Claire Barnett, founding Executive Director, Healthy Schools
Network, Inc.,
said, "The Spitzer Administration is committed to reducing
health care costs
and to improving the lives of children and families. So are all
of us. We
urge the Governor to set a state priority on protecting children
from harm
and to invest in environmental public health for children. No
state agency
should ever refuse to help a parent whose child is in harm's
way, as one
parent reported to our office just last week. Agencies can help,
once they
have a road map."
Unwanted Exposure presents a comprehensive set of
recommendations for New
York State to address the need to protect children from
environmental
hazards:
· Develop a multi-agency agreement (MOU) for increased
collaboration
between state agencies on prioritizing children's environmental
health goals
and initiatives.
· Establish a children's environmental public health
protection
program that will provide a national model of information and
support
services for parents of children with exposures at school and in
daycare;
provide school and daycare on-site investigations and
interventions.
· Adopt a precautionary approach to protect children from
environmental harm. This would assure children protection from
toxic
exposures when there is evidence of harm, while not waiting to
act based on
the standard of conclusive proof of harm, especially when such
proof is
unlikely to exist for some time.
· Fully fund a system of regional centers for pediatric
environmental
health clinical services.
§ Such centers should include legislatively appointed
advisory
boards consisting of at least 50 percent experienced parents of
health
affected children.
§ Advisory boards will report annually to the Governor,
commissioner
of the state Health Department, and state Legislature.

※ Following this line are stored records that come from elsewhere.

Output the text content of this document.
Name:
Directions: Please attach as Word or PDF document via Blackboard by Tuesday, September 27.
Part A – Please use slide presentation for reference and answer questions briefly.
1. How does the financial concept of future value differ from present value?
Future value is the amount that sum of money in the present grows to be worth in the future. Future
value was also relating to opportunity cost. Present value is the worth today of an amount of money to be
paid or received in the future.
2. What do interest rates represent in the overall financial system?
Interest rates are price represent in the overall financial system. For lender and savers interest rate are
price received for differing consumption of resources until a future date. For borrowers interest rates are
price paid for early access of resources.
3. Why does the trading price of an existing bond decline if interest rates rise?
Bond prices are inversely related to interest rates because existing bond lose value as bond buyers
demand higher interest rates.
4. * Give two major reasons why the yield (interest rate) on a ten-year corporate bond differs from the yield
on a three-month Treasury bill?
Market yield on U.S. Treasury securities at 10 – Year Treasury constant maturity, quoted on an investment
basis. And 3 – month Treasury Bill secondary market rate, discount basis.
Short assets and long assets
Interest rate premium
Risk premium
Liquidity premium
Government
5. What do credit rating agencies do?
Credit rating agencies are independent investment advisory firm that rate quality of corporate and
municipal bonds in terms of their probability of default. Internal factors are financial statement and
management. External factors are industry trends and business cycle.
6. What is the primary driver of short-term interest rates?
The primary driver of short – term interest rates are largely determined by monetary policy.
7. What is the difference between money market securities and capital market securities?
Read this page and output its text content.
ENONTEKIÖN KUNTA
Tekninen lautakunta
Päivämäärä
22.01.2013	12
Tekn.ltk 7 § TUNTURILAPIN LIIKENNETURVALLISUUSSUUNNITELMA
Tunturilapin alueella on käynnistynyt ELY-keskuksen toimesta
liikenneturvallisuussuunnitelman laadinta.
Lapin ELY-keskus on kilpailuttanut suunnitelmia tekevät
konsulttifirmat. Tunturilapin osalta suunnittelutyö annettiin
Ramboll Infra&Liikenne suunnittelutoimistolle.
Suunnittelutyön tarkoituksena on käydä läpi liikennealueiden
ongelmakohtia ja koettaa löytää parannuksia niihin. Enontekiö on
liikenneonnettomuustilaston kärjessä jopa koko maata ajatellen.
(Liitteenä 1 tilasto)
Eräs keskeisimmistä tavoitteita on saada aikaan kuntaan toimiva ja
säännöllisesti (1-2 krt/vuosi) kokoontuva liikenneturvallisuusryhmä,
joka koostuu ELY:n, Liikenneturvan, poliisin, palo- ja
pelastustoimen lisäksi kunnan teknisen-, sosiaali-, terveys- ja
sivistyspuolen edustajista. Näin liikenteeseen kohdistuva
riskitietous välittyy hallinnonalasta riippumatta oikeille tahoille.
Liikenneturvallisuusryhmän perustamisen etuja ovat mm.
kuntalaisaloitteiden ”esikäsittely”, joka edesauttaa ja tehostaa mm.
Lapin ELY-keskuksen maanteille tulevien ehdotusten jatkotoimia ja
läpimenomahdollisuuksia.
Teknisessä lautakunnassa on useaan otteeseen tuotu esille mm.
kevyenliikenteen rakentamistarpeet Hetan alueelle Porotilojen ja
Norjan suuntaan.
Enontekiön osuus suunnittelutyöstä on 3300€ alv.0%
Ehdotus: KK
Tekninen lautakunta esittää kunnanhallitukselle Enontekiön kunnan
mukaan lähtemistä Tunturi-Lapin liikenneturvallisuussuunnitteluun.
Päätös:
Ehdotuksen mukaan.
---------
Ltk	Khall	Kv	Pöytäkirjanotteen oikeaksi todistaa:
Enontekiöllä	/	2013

§ The centers would provide clinical expertise for
accurate
diagnosis and treatment of environmentally related disease and
injury to
children, and provide additional community informational
resources and work
in cooperation with a New York State children's environmental
public health
protection program.
· Establish a comprehensive system for reporting
children's exposures
to environmental toxicants and complaints of environmental
hazards that put
children at risk. This should include reports concerning
schools, daycare
and preschool centers and other state funded or regulated
facilities serving
children. This reporting system must be coordinated among the
various state
agencies responsible for children and made publicly available. A
designated
lead agency should be responsible for coordinating data
concerning children's
environmental exposures, and health and injury complains. Known
hazards,
trends and recommendations for preventive action should be
reported to the
Governor, the Legislature and the public on a regular basis.
· Support state and federal efforts to address emerging
chemicals of
concern and related efforts to get ahead of the curve on HPV and
PBT
chemicals.
· Implement a broad toxic reform initiative similar to
the national
"Child, Worker and Consumer Safe Chemicals Act" that would
require chemical
manufacturers to provide data on a range of health effects to
the EPA. The
coordinating agency would then prioritize the chemicals for
review to ensure
they meet a health standard that is protective of children and
fetuses.
Comparable state legislation would help protect the children of
New York
State from unregulated, untested chemical manufacturing.
· Support the National Children's Study, a multiple year
prospective
epidemiological study that will examine the influences on
disease and
development of exposures in early life in order to improve the
health and
well being of children, with the provision that it will include
day care
center and school exposure assessments.